Reaktionen Aufatmen nach Schills Entlassung

Die Entlassung des Hamburger Innensenators Ronald Schill ist in weiten Teilen der Hansestadt mit Erleichterung aufgenommen worden. Auch bundespolitisch wurde der Rauswurf von "Richter Gnadenlos" begrüßt.


Hamburg - DGB-Landeschef Erhard Pumm sagte: "Der DGB Hamburg begrüßt ausdrücklich, dass Ole von Beust Innensenator Schill sowie dessen Staatsrat Wellinghausen entlassen hat." "Für die Polizei in Hamburg geht ein Alptraum zu Ende", meinte der Vorsitzende der Gewerkschaft der Polizei, Konrad Freiberg.

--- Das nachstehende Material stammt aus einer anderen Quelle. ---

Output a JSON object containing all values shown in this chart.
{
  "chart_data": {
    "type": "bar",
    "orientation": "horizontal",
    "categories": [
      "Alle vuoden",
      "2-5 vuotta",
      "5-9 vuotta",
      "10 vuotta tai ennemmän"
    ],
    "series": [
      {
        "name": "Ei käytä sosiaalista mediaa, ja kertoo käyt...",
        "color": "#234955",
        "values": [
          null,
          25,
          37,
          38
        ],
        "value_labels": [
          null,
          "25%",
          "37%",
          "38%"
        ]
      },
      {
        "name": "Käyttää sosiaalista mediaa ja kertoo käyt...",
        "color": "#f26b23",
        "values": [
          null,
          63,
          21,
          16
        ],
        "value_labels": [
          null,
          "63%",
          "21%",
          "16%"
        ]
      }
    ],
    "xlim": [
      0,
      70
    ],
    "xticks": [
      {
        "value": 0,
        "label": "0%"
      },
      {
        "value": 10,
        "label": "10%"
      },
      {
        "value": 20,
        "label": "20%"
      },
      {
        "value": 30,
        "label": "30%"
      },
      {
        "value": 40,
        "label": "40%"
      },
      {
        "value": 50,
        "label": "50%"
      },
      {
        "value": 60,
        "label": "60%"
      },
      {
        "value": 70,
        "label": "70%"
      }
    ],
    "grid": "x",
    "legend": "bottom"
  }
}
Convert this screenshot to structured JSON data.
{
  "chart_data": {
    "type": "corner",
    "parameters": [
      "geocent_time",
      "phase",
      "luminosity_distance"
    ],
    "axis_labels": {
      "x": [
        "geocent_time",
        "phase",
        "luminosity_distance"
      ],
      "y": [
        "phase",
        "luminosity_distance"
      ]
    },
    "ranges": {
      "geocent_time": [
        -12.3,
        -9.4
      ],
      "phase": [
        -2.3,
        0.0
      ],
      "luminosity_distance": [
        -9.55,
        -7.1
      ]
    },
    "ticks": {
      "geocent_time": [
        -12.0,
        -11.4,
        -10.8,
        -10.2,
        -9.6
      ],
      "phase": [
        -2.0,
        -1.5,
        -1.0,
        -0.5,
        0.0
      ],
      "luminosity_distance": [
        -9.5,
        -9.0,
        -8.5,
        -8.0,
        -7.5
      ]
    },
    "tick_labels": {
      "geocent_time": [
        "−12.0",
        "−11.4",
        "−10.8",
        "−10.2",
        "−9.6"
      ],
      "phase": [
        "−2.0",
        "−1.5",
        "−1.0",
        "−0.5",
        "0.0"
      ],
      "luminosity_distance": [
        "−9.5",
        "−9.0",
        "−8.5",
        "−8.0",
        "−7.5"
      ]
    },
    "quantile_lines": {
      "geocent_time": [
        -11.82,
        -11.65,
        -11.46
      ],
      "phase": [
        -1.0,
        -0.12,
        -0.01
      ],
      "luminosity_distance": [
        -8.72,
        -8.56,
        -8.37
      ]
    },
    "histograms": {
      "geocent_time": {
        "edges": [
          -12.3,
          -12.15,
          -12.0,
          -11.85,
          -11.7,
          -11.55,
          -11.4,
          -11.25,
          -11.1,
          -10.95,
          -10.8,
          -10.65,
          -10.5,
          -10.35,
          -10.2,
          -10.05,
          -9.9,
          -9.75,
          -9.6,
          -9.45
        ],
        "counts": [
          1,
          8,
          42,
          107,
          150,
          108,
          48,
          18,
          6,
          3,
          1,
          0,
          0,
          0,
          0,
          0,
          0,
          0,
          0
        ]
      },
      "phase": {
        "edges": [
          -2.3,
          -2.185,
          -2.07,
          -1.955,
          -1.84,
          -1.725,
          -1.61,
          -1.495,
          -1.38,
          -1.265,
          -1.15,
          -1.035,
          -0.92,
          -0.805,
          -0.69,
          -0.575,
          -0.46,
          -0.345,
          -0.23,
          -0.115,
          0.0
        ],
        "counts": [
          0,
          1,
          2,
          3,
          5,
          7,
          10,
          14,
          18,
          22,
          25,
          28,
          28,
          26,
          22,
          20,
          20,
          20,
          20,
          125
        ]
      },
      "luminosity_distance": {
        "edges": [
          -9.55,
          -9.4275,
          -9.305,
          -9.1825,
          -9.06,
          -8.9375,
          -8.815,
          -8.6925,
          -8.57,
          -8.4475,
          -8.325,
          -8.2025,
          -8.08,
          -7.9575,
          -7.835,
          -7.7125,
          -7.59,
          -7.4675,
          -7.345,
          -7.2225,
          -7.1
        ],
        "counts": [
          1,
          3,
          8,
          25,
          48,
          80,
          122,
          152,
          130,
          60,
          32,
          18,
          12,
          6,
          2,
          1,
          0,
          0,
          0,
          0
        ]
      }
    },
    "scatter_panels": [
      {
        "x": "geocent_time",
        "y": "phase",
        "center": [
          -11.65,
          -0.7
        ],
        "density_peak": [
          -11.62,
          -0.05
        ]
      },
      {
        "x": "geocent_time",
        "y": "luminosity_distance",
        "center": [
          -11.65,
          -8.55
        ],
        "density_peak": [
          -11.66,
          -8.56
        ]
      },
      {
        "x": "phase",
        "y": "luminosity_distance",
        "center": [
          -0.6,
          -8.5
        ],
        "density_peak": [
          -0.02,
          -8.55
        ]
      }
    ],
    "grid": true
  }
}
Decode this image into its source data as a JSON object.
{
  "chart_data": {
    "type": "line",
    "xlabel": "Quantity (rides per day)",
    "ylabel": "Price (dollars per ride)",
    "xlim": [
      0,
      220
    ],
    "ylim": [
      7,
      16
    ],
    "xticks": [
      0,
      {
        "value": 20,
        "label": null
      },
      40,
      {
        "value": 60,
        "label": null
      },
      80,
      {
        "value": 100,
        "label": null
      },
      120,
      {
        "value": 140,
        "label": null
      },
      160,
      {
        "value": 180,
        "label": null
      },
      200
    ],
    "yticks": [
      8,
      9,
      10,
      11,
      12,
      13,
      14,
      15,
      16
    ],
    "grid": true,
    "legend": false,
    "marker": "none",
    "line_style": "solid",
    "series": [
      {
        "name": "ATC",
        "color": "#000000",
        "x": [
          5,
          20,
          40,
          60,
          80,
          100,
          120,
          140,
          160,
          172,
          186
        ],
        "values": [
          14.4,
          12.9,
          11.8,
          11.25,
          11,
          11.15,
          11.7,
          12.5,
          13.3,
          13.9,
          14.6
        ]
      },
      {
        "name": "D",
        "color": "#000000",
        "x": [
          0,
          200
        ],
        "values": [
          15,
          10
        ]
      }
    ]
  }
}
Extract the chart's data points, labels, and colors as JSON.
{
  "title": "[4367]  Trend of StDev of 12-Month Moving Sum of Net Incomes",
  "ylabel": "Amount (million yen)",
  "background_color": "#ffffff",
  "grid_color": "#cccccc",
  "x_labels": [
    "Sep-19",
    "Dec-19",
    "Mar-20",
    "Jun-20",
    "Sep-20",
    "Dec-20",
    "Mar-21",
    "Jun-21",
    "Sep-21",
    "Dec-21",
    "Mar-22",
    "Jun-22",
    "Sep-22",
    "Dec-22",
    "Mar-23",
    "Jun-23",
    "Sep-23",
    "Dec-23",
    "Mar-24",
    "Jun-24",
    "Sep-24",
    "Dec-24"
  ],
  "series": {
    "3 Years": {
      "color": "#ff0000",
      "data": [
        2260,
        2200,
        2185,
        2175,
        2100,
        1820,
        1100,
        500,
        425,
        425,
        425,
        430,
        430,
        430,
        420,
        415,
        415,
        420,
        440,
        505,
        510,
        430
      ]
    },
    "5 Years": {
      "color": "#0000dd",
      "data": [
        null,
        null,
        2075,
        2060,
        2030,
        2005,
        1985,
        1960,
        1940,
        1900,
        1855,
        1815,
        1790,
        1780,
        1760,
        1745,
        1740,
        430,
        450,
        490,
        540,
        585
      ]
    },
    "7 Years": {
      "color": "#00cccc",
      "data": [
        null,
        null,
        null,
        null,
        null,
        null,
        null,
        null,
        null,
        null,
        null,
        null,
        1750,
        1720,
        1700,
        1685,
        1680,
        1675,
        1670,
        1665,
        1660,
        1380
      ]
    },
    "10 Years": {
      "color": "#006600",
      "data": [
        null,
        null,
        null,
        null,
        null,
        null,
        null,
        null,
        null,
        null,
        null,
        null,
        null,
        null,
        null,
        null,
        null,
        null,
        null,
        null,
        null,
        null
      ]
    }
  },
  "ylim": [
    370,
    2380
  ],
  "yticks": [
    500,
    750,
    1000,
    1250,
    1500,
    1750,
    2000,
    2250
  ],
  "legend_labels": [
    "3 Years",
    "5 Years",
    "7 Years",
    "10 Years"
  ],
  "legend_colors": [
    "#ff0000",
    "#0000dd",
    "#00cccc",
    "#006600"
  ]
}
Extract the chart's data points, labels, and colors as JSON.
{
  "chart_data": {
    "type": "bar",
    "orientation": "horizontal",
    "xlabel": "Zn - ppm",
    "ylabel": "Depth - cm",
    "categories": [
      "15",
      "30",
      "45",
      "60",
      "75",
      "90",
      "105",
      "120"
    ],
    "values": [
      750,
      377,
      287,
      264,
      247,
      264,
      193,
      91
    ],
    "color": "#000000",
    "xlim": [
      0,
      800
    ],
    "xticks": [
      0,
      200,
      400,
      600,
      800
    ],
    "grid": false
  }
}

Der katholische Weihbischof Hans-Jochen Jaschke erklärte: "Bürgermeister Ole von Beust hat richtig gehandelt. Ich bin empört über das erpresserische Vorgehen von Herrn Schill. Fragen des Privatlebens, das sich im diskreten Bereich abspielt, dürfen nicht politisch instrumentalisiert werden. Es ist schäbig und verletzt den Hamburger Anstand, den Bürgermeister in dieser Weise bloßstellen zu wollen."

SPD-Landeschef Olaf Scholz meinte: "Hamburgs Ansehen ist durch die jüngsten Affären in den letzten Wochen bereits großer Schaden zugefügt worden." Er sprach von einem Amoklauf von Schill. Die Grünen-Fraktionschefin Christa Goetsch sagte: "Der Rausschmiss war nötig." Schill sei skrupellos und kenne keinen politischen Anstand. Sie forderte Neuwahlen, wie auch die Fraktionschefin der Grünen im Bundestag, Krista Sager.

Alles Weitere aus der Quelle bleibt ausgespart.